Water Corporation spokesman Phil Kneebone says desalination has meant the city's comparatively lenient water restrictions have not needed tightening and has allowed water to be transferred into the state's dams. "We've not had to go further than the two-day a week watering roster and we've been able to bank 10 billion litres of water into the Canning Dam for future use, he says. "This is the real bonus -- the water produced through desalination that is not needed immediately can be transferred elsewhere and called upon during times of heavy demand." Australian Water Association chief executive Tom Mollenkopf believes desalination has saved Perth. "If not for desalination, Perth's viability as a major urban centre would have been in question," he says.

Even the sceptics have been converted by the success of the new plant. Head of the University of Western Australia's Centre for Water Research Jorg Imberger has been a long-term-critic of the plant, but the centre's 2007 report into its environmental impact on Cockburn Sound found marine life had not been adversely affected. "I'm satisfied that the first one is running well and not doing any harm to the environment," Imberger says.

Perth's desalination plant is now viewed as the national blueprint - and Melbourne, Sydney, Adelaide and the Gold Coast have now committed to following WA's lead. Having done an astonishing policy backflip on desalination, the NSW Government is now planning a $1.9 billion facility at Kurnell in the city's south. Using the same reverse-osmosis technology as Perth's plant to remove salt and impurities from seawater, the Kurnell plant will also use renewable energy offsets from up to six wind farms across NSW. Water from the plant will be pumped through a pipeline into Sydney's water distribution system and will ultimately reach up to 1.5 million people.

The Victorian Government, also formerly opposed to desalination, is pushing ahead with plan to build Australia's biggest desalination plant, at Wonthaggi, by the end of 2011. The $3.1 billion project will provide up to a third of Melbourne's water supply and will also provide water to Geelong, Western Port and South Gippsland -150 gigalitres a year in total.
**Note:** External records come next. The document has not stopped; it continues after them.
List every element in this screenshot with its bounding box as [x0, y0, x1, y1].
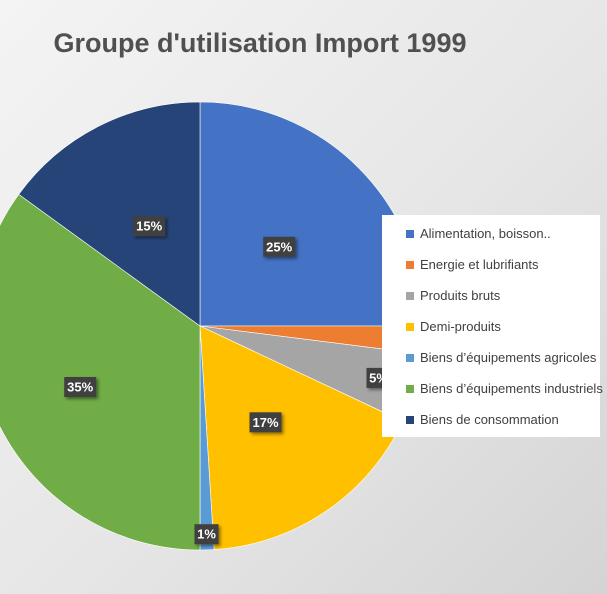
data-label: 1%	[194, 524, 219, 545]
legend-label: Alimentation, boisson..	[420, 226, 551, 241]
chart-title: Groupe d'utilisation Import 1999	[53, 28, 467, 58]
legend-swatch	[406, 415, 414, 424]
pie-slice	[18, 101, 201, 327]
data-label-text: 17%	[252, 415, 278, 430]
pie-slice	[199, 325, 404, 550]
data-label: 25%	[263, 236, 296, 257]
data-label: 17%	[249, 412, 282, 433]
legend-label: Energie et lubrifiants	[420, 257, 539, 272]
legend-swatch	[406, 384, 414, 393]
data-label: 35%	[64, 377, 97, 397]
legend-swatch	[406, 291, 414, 300]
data-label-text: 15%	[136, 219, 162, 234]
legend-swatch	[406, 353, 414, 362]
legend-label: Biens de consommation	[420, 412, 559, 427]
legend-label: Demi-produits	[420, 319, 501, 334]
legend-item: Demi-produits	[406, 319, 501, 334]
legend-item: Produits bruts	[406, 288, 500, 303]
legend-swatch	[406, 229, 414, 238]
legend-label: Produits bruts	[420, 288, 501, 303]
data-label: 15%	[133, 216, 166, 237]
pie-slice	[0, 193, 201, 551]
legend-item: Energie et lubrifiants	[406, 257, 539, 272]
legend-item: Biens d’équipements industriels	[406, 381, 603, 396]
legend-label: Biens d’équipements agricoles	[420, 350, 597, 365]
data-label-text: 1%	[197, 527, 216, 542]
legend-item: Biens de consommation	[406, 412, 559, 427]
legend-label: Biens d’équipements industriels	[420, 381, 603, 396]
legend-item: Biens d’équipements agricoles	[406, 350, 596, 365]
legend-item: Alimentation, boisson..	[406, 226, 551, 241]
legend-swatch	[406, 260, 414, 269]
data-label-text: 35%	[67, 380, 93, 395]
data-label-text: 25%	[266, 239, 292, 254]
legend-swatch	[406, 322, 414, 331]
legend: Alimentation, boisson.. Energie et lubrif…	[382, 215, 603, 437]
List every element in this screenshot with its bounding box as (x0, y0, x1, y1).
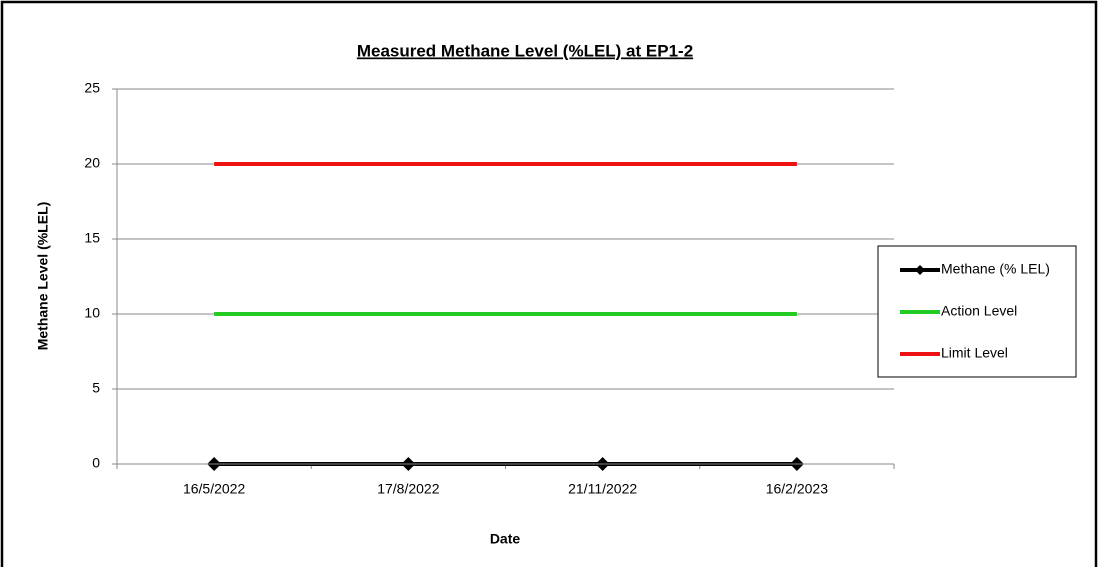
legend-label: Action Level (941, 303, 1017, 319)
legend-label: Limit Level (941, 345, 1008, 361)
x-tick-label: 21/11/2022 (568, 481, 637, 497)
legend-label: Methane (% LEL) (941, 261, 1050, 277)
y-axis-label: Methane Level (%LEL) (35, 202, 51, 351)
x-axis-label: Date (490, 531, 521, 547)
y-tick-label: 10 (84, 305, 100, 321)
y-tick-label: 5 (92, 380, 100, 396)
y-tick-label: 15 (84, 230, 100, 246)
x-tick-label: 16/5/2022 (183, 481, 245, 497)
x-tick-label: 16/2/2023 (766, 481, 828, 497)
y-tick-label: 0 (92, 455, 100, 471)
y-tick-label: 20 (84, 155, 100, 171)
x-tick-label: 17/8/2022 (377, 481, 439, 497)
chart-title: Measured Methane Level (%LEL) at EP1-2 (357, 41, 693, 60)
legend-marker (915, 265, 925, 275)
y-tick-label: 25 (84, 80, 100, 96)
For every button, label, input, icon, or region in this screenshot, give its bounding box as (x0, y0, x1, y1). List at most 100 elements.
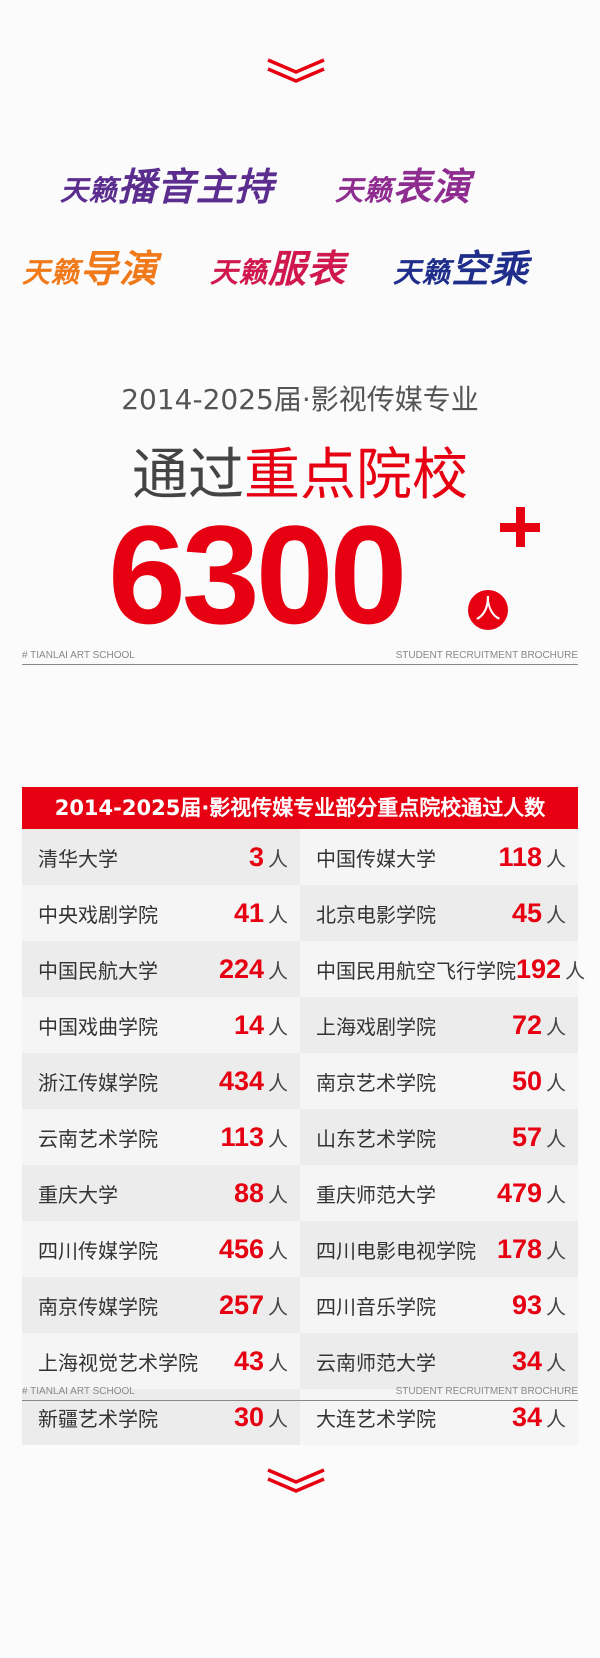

It includes an 85km pipeline to connect to Melbourne's water system, and the Government hopes it will put an end to the city's water restrictions.

The Wonthaggi plant will consume around 90 megawatts of electricity per annum, also to be purchased from renewable sources. Detractors claim the greenhouse emissions from the plant will be the equivalent of an extra 240,000 cars on the road. Community concern about its impact on the environment have prompted the government to commission an environmental report, but it has warned the report would be unlikely to stop the plant proceeding.

In Adelaide, work has begun on a $10 million pilot desalination plant, the precursor to a $1.4 billion plant to be built at Port Stanvac that will provide about 25 per cent of the city's water needs. Due for completion by 2012, the plant will supply about 50 gigalitres of water per year with the potential for it to double in size, While the Government is still examining energy supply options, it has commissioned a $3 million environmental baseline report to look at the impact on the. Spencer Gulf marine environment. A second major desalination plant is also under serious consideration to service the Olympic Dam mine, Whyalla and the Eyre Peninsula.

Meanwhile, the Gold Coast's $1.2 billion desalination plant at Tugan is due to be completed by late November. It will supply 120 million litres of water a day. The Government has also mooted the idea of two temporary desalination facilities on the Brisbane River and has been examining options for a second permanent desalination plant north of Brisbane. One report, commissioned by the Government in 2006, recommended building the world's biggest desalination plant - capable of producing a staggering 400 million litres a day to service south-east Queensland.